"Une fois il y avait eu dans la bulle deux îles qui étaient très amies, puis l'une des deux a voulu aller voir le continent. L'autre n'a pas pu, pas voulu bouger et est restée à regarder les miettes de leur amitié s'étirer en un long archipel à ses pieds, dans la direction où est partie son amie. Les vagues ont léché les récifs qui ont peu à peu disparu, et l'île s'est retrouvée toute seule sans même sentir les chatouilles du ressac. C'était vraiment triste, mais un peu plus tard Îs a attrapé une autre bulle de la même planète, dans laquelle l'île avait simplement regardé vers une autre direction et aperçu un petit cratère tout tassé, et la mer lui avait apporté des vagues chaudes de là-bas. Ça m'avait réconfortée."
Lire Voir les Astres s'éteindre, c'est errer avec volupté parmi les dits-astres comme s'il s'agissait d'un jardin exotique, plein de surprises et de mystères. Les étoiles y perlent comme des gouttes d'eau sur les feuilles, le silence n'y est perturbé que par une infinité de petits bruits de vie, mais l'on s'y sent bien, on a envie de continuer à avancer. La poésie et la mélancolie sont au rendez-vous, dans cet univers à la fois clos et infini. Caroline Leverrier parvient à rapetisser l'immensité sans la trivialiser, et à élever l'infime sans le dénaturer. On ne marche pas avec ses personnages de Tinat et Tjangala, et leurs protecteurs respectifs Îs et Saimara, on danse avec eux, tant c'est l'impression que donne la plume de l'autrice.

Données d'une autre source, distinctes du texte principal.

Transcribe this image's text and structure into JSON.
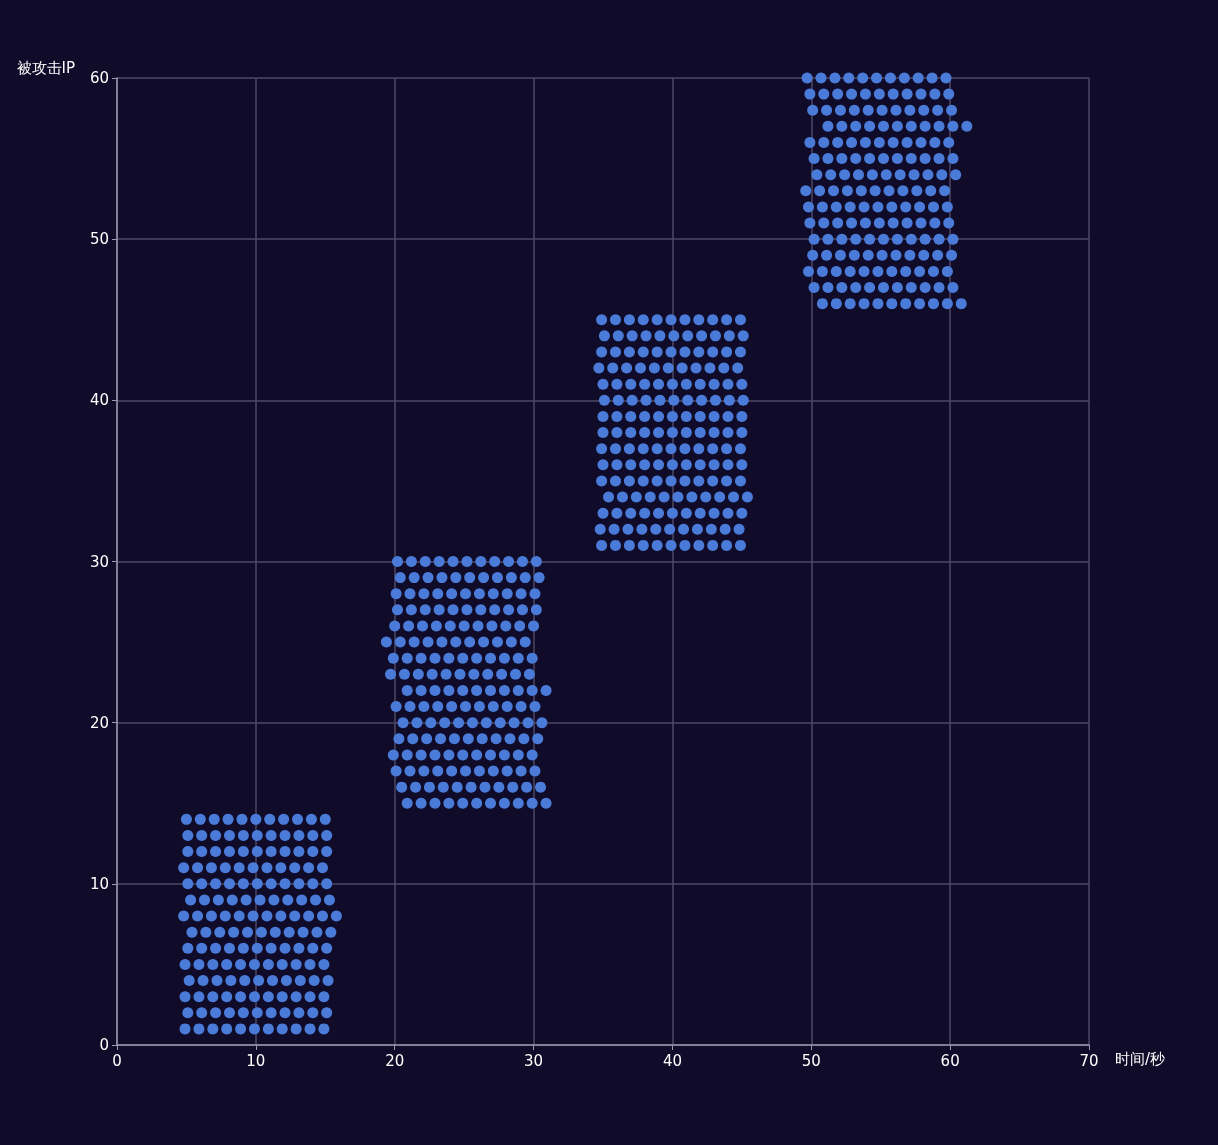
{
  "chart_data": {
    "type": "scatter",
    "xlabel": "时间/秒",
    "ylabel": "被攻击IP",
    "xlim": [
      0,
      70
    ],
    "xticks": [
      0,
      10,
      20,
      30,
      40,
      50,
      60,
      70
    ],
    "ylim": [
      0,
      60
    ],
    "yticks": [
      0,
      10,
      20,
      30,
      40,
      50,
      60
    ],
    "grid": true,
    "marker": "circle",
    "color": "#4a7bd8",
    "x": [
      5,
      6,
      7,
      8,
      9,
      10,
      11,
      12,
      13,
      14,
      15,
      5.1,
      6.1,
      7.1,
      8.1,
      9.1,
      10.1,
      11.1,
      12.1,
      13.1,
      14.1,
      15.1,
      5.1,
      6.1,
      7.1,
      8.1,
      9.1,
      10.1,
      11.1,
      12.1,
      13.1,
      14.1,
      15.1,
      4.8,
      5.8,
      6.8,
      7.8,
      8.8,
      9.8,
      10.8,
      11.8,
      12.8,
      13.8,
      14.8,
      5.1,
      6.1,
      7.1,
      8.1,
      9.1,
      10.1,
      11.1,
      12.1,
      13.1,
      14.1,
      15.1,
      5.3,
      6.3,
      7.3,
      8.3,
      9.3,
      10.3,
      11.3,
      12.3,
      13.3,
      14.3,
      15.3,
      4.8,
      5.8,
      6.8,
      7.8,
      8.8,
      9.8,
      10.8,
      11.8,
      12.8,
      13.8,
      14.8,
      15.8,
      5.4,
      6.4,
      7.4,
      8.4,
      9.4,
      10.4,
      11.4,
      12.4,
      13.4,
      14.4,
      15.4,
      5.1,
      6.1,
      7.1,
      8.1,
      9.1,
      10.1,
      11.1,
      12.1,
      13.1,
      14.1,
      15.1,
      4.9,
      5.9,
      6.9,
      7.9,
      8.9,
      9.9,
      10.9,
      11.9,
      12.9,
      13.9,
      14.9,
      5.2,
      6.2,
      7.2,
      8.2,
      9.2,
      10.2,
      11.2,
      12.2,
      13.2,
      14.2,
      15.2,
      4.9,
      5.9,
      6.9,
      7.9,
      8.9,
      9.9,
      10.9,
      11.9,
      12.9,
      13.9,
      14.9,
      5.1,
      6.1,
      7.1,
      8.1,
      9.1,
      10.1,
      11.1,
      12.1,
      13.1,
      14.1,
      15.1,
      4.9,
      5.9,
      6.9,
      7.9,
      8.9,
      9.9,
      10.9,
      11.9,
      12.9,
      13.9,
      14.9,
      20.2,
      21.2,
      22.2,
      23.2,
      24.2,
      25.2,
      26.2,
      27.2,
      28.2,
      29.2,
      30.2,
      20.4,
      21.4,
      22.4,
      23.4,
      24.4,
      25.4,
      26.4,
      27.4,
      28.4,
      29.4,
      30.4,
      20.1,
      21.1,
      22.1,
      23.1,
      24.1,
      25.1,
      26.1,
      27.1,
      28.1,
      29.1,
      30.1,
      20.2,
      21.2,
      22.2,
      23.2,
      24.2,
      25.2,
      26.2,
      27.2,
      28.2,
      29.2,
      30.2,
      20,
      21,
      22,
      23,
      24,
      25,
      26,
      27,
      28,
      29,
      30,
      19.4,
      20.4,
      21.4,
      22.4,
      23.4,
      24.4,
      25.4,
      26.4,
      27.4,
      28.4,
      29.4,
      19.9,
      20.9,
      21.9,
      22.9,
      23.9,
      24.9,
      25.9,
      26.9,
      27.9,
      28.9,
      29.9,
      19.7,
      20.7,
      21.7,
      22.7,
      23.7,
      24.7,
      25.7,
      26.7,
      27.7,
      28.7,
      29.7,
      20.9,
      21.9,
      22.9,
      23.9,
      24.9,
      25.9,
      26.9,
      27.9,
      28.9,
      29.9,
      30.9,
      20.1,
      21.1,
      22.1,
      23.1,
      24.1,
      25.1,
      26.1,
      27.1,
      28.1,
      29.1,
      30.1,
      20.6,
      21.6,
      22.6,
      23.6,
      24.6,
      25.6,
      26.6,
      27.6,
      28.6,
      29.6,
      30.6,
      20.3,
      21.3,
      22.3,
      23.3,
      24.3,
      25.3,
      26.3,
      27.3,
      28.3,
      29.3,
      30.3,
      19.9,
      20.9,
      21.9,
      22.9,
      23.9,
      24.9,
      25.9,
      26.9,
      27.9,
      28.9,
      29.9,
      20.1,
      21.1,
      22.1,
      23.1,
      24.1,
      25.1,
      26.1,
      27.1,
      28.1,
      29.1,
      30.1,
      20.5,
      21.5,
      22.5,
      23.5,
      24.5,
      25.5,
      26.5,
      27.5,
      28.5,
      29.5,
      30.5,
      20.9,
      21.9,
      22.9,
      23.9,
      24.9,
      25.9,
      26.9,
      27.9,
      28.9,
      29.9,
      30.9,
      34.9,
      35.9,
      36.9,
      37.9,
      38.9,
      39.9,
      40.9,
      41.9,
      42.9,
      43.9,
      44.9,
      35.1,
      36.1,
      37.1,
      38.1,
      39.1,
      40.1,
      41.1,
      42.1,
      43.1,
      44.1,
      45.1,
      34.9,
      35.9,
      36.9,
      37.9,
      38.9,
      39.9,
      40.9,
      41.9,
      42.9,
      43.9,
      44.9,
      34.7,
      35.7,
      36.7,
      37.7,
      38.7,
      39.7,
      40.7,
      41.7,
      42.7,
      43.7,
      44.7,
      35,
      36,
      37,
      38,
      39,
      40,
      41,
      42,
      43,
      44,
      45,
      35.1,
      36.1,
      37.1,
      38.1,
      39.1,
      40.1,
      41.1,
      42.1,
      43.1,
      44.1,
      45.1,
      35,
      36,
      37,
      38,
      39,
      40,
      41,
      42,
      43,
      44,
      45,
      35,
      36,
      37,
      38,
      39,
      40,
      41,
      42,
      43,
      44,
      45,
      34.9,
      35.9,
      36.9,
      37.9,
      38.9,
      39.9,
      40.9,
      41.9,
      42.9,
      43.9,
      44.9,
      35,
      36,
      37,
      38,
      39,
      40,
      41,
      42,
      43,
      44,
      45,
      34.9,
      35.9,
      36.9,
      37.9,
      38.9,
      39.9,
      40.9,
      41.9,
      42.9,
      43.9,
      44.9,
      35.4,
      36.4,
      37.4,
      38.4,
      39.4,
      40.4,
      41.4,
      42.4,
      43.4,
      44.4,
      45.4,
      35,
      36,
      37,
      38,
      39,
      40,
      41,
      42,
      43,
      44,
      45,
      34.8,
      35.8,
      36.8,
      37.8,
      38.8,
      39.8,
      40.8,
      41.8,
      42.8,
      43.8,
      44.8,
      34.9,
      35.9,
      36.9,
      37.9,
      38.9,
      39.9,
      40.9,
      41.9,
      42.9,
      43.9,
      44.9,
      49.7,
      50.7,
      51.7,
      52.7,
      53.7,
      54.7,
      55.7,
      56.7,
      57.7,
      58.7,
      59.7,
      49.9,
      50.9,
      51.9,
      52.9,
      53.9,
      54.9,
      55.9,
      56.9,
      57.9,
      58.9,
      59.9,
      50.1,
      51.1,
      52.1,
      53.1,
      54.1,
      55.1,
      56.1,
      57.1,
      58.1,
      59.1,
      60.1,
      51.2,
      52.2,
      53.2,
      54.2,
      55.2,
      56.2,
      57.2,
      58.2,
      59.2,
      60.2,
      61.2,
      49.9,
      50.9,
      51.9,
      52.9,
      53.9,
      54.9,
      55.9,
      56.9,
      57.9,
      58.9,
      59.9,
      50.2,
      51.2,
      52.2,
      53.2,
      54.2,
      55.2,
      56.2,
      57.2,
      58.2,
      59.2,
      60.2,
      50.4,
      51.4,
      52.4,
      53.4,
      54.4,
      55.4,
      56.4,
      57.4,
      58.4,
      59.4,
      60.4,
      49.6,
      50.6,
      51.6,
      52.6,
      53.6,
      54.6,
      55.6,
      56.6,
      57.6,
      58.6,
      59.6,
      49.8,
      50.8,
      51.8,
      52.8,
      53.8,
      54.8,
      55.8,
      56.8,
      57.8,
      58.8,
      59.8,
      49.9,
      50.9,
      51.9,
      52.9,
      53.9,
      54.9,
      55.9,
      56.9,
      57.9,
      58.9,
      59.9,
      50.2,
      51.2,
      52.2,
      53.2,
      54.2,
      55.2,
      56.2,
      57.2,
      58.2,
      59.2,
      60.2,
      50.1,
      51.1,
      52.1,
      53.1,
      54.1,
      55.1,
      56.1,
      57.1,
      58.1,
      59.1,
      60.1,
      49.8,
      50.8,
      51.8,
      52.8,
      53.8,
      54.8,
      55.8,
      56.8,
      57.8,
      58.8,
      59.8,
      50.2,
      51.2,
      52.2,
      53.2,
      54.2,
      55.2,
      56.2,
      57.2,
      58.2,
      59.2,
      60.2,
      50.8,
      51.8,
      52.8,
      53.8,
      54.8,
      55.8,
      56.8,
      57.8,
      58.8,
      59.8,
      60.8
    ],
    "values": [
      14,
      14,
      14,
      14,
      14,
      14,
      14,
      14,
      14,
      14,
      14,
      13,
      13,
      13,
      13,
      13,
      13,
      13,
      13,
      13,
      13,
      13,
      12,
      12,
      12,
      12,
      12,
      12,
      12,
      12,
      12,
      12,
      12,
      11,
      11,
      11,
      11,
      11,
      11,
      11,
      11,
      11,
      11,
      11,
      10,
      10,
      10,
      10,
      10,
      10,
      10,
      10,
      10,
      10,
      10,
      9,
      9,
      9,
      9,
      9,
      9,
      9,
      9,
      9,
      9,
      9,
      8,
      8,
      8,
      8,
      8,
      8,
      8,
      8,
      8,
      8,
      8,
      8,
      7,
      7,
      7,
      7,
      7,
      7,
      7,
      7,
      7,
      7,
      7,
      6,
      6,
      6,
      6,
      6,
      6,
      6,
      6,
      6,
      6,
      6,
      5,
      5,
      5,
      5,
      5,
      5,
      5,
      5,
      5,
      5,
      5,
      4,
      4,
      4,
      4,
      4,
      4,
      4,
      4,
      4,
      4,
      4,
      3,
      3,
      3,
      3,
      3,
      3,
      3,
      3,
      3,
      3,
      3,
      2,
      2,
      2,
      2,
      2,
      2,
      2,
      2,
      2,
      2,
      2,
      1,
      1,
      1,
      1,
      1,
      1,
      1,
      1,
      1,
      1,
      1,
      30,
      30,
      30,
      30,
      30,
      30,
      30,
      30,
      30,
      30,
      30,
      29,
      29,
      29,
      29,
      29,
      29,
      29,
      29,
      29,
      29,
      29,
      28,
      28,
      28,
      28,
      28,
      28,
      28,
      28,
      28,
      28,
      28,
      27,
      27,
      27,
      27,
      27,
      27,
      27,
      27,
      27,
      27,
      27,
      26,
      26,
      26,
      26,
      26,
      26,
      26,
      26,
      26,
      26,
      26,
      25,
      25,
      25,
      25,
      25,
      25,
      25,
      25,
      25,
      25,
      25,
      24,
      24,
      24,
      24,
      24,
      24,
      24,
      24,
      24,
      24,
      24,
      23,
      23,
      23,
      23,
      23,
      23,
      23,
      23,
      23,
      23,
      23,
      22,
      22,
      22,
      22,
      22,
      22,
      22,
      22,
      22,
      22,
      22,
      21,
      21,
      21,
      21,
      21,
      21,
      21,
      21,
      21,
      21,
      21,
      20,
      20,
      20,
      20,
      20,
      20,
      20,
      20,
      20,
      20,
      20,
      19,
      19,
      19,
      19,
      19,
      19,
      19,
      19,
      19,
      19,
      19,
      18,
      18,
      18,
      18,
      18,
      18,
      18,
      18,
      18,
      18,
      18,
      17,
      17,
      17,
      17,
      17,
      17,
      17,
      17,
      17,
      17,
      17,
      16,
      16,
      16,
      16,
      16,
      16,
      16,
      16,
      16,
      16,
      16,
      15,
      15,
      15,
      15,
      15,
      15,
      15,
      15,
      15,
      15,
      15,
      45,
      45,
      45,
      45,
      45,
      45,
      45,
      45,
      45,
      45,
      45,
      44,
      44,
      44,
      44,
      44,
      44,
      44,
      44,
      44,
      44,
      44,
      43,
      43,
      43,
      43,
      43,
      43,
      43,
      43,
      43,
      43,
      43,
      42,
      42,
      42,
      42,
      42,
      42,
      42,
      42,
      42,
      42,
      42,
      41,
      41,
      41,
      41,
      41,
      41,
      41,
      41,
      41,
      41,
      41,
      40,
      40,
      40,
      40,
      40,
      40,
      40,
      40,
      40,
      40,
      40,
      39,
      39,
      39,
      39,
      39,
      39,
      39,
      39,
      39,
      39,
      39,
      38,
      38,
      38,
      38,
      38,
      38,
      38,
      38,
      38,
      38,
      38,
      37,
      37,
      37,
      37,
      37,
      37,
      37,
      37,
      37,
      37,
      37,
      36,
      36,
      36,
      36,
      36,
      36,
      36,
      36,
      36,
      36,
      36,
      35,
      35,
      35,
      35,
      35,
      35,
      35,
      35,
      35,
      35,
      35,
      34,
      34,
      34,
      34,
      34,
      34,
      34,
      34,
      34,
      34,
      34,
      33,
      33,
      33,
      33,
      33,
      33,
      33,
      33,
      33,
      33,
      33,
      32,
      32,
      32,
      32,
      32,
      32,
      32,
      32,
      32,
      32,
      32,
      31,
      31,
      31,
      31,
      31,
      31,
      31,
      31,
      31,
      31,
      31,
      60,
      60,
      60,
      60,
      60,
      60,
      60,
      60,
      60,
      60,
      60,
      59,
      59,
      59,
      59,
      59,
      59,
      59,
      59,
      59,
      59,
      59,
      58,
      58,
      58,
      58,
      58,
      58,
      58,
      58,
      58,
      58,
      58,
      57,
      57,
      57,
      57,
      57,
      57,
      57,
      57,
      57,
      57,
      57,
      56,
      56,
      56,
      56,
      56,
      56,
      56,
      56,
      56,
      56,
      56,
      55,
      55,
      55,
      55,
      55,
      55,
      55,
      55,
      55,
      55,
      55,
      54,
      54,
      54,
      54,
      54,
      54,
      54,
      54,
      54,
      54,
      54,
      53,
      53,
      53,
      53,
      53,
      53,
      53,
      53,
      53,
      53,
      53,
      52,
      52,
      52,
      52,
      52,
      52,
      52,
      52,
      52,
      52,
      52,
      51,
      51,
      51,
      51,
      51,
      51,
      51,
      51,
      51,
      51,
      51,
      50,
      50,
      50,
      50,
      50,
      50,
      50,
      50,
      50,
      50,
      50,
      49,
      49,
      49,
      49,
      49,
      49,
      49,
      49,
      49,
      49,
      49,
      48,
      48,
      48,
      48,
      48,
      48,
      48,
      48,
      48,
      48,
      48,
      47,
      47,
      47,
      47,
      47,
      47,
      47,
      47,
      47,
      47,
      47,
      46,
      46,
      46,
      46,
      46,
      46,
      46,
      46,
      46,
      46,
      46
    ]
  }
}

Ce rondeau stellaire n'est pas toujours des plus aisés à suivre, tant s'y enchevêtrent les ruptures de narration, mais pour qui veut bien se prêter au jeu de cet élégant ballet de tendresse et de liberté, le plaisir de se perdre dans un inconnu si rassurant est au rendez-vous. Et si comme moi vous pensez au monologue de Roy Batty en lisant l'extrait suivant, alors vous pouvez être certain que pas plus que les larmes dans la pluie, ces Astres ne s'éteindront de sitôt dans votre mémoire :
"J'ai vu une étoile caresser son amante à trois galaxies de là, une planète s'ébrouer furieusement de sa croûte minérale, des volcans jaillir pour taquiner le ciel, la poussière endormir un astre ivre de mélancolie. [...] J'ai vécu tant de choses, et maintenant je suis perdue. la colère, la joie, la haine, se reproduiront. Mais chaque battement d'aile, chaque crissement de roche, chaque froissement de feuille est unique. La seule constante, à ce qu'il semble, c'est ma façon de débarquer au milieu de tout cela sans jamais y comprendre quoi que ce soit."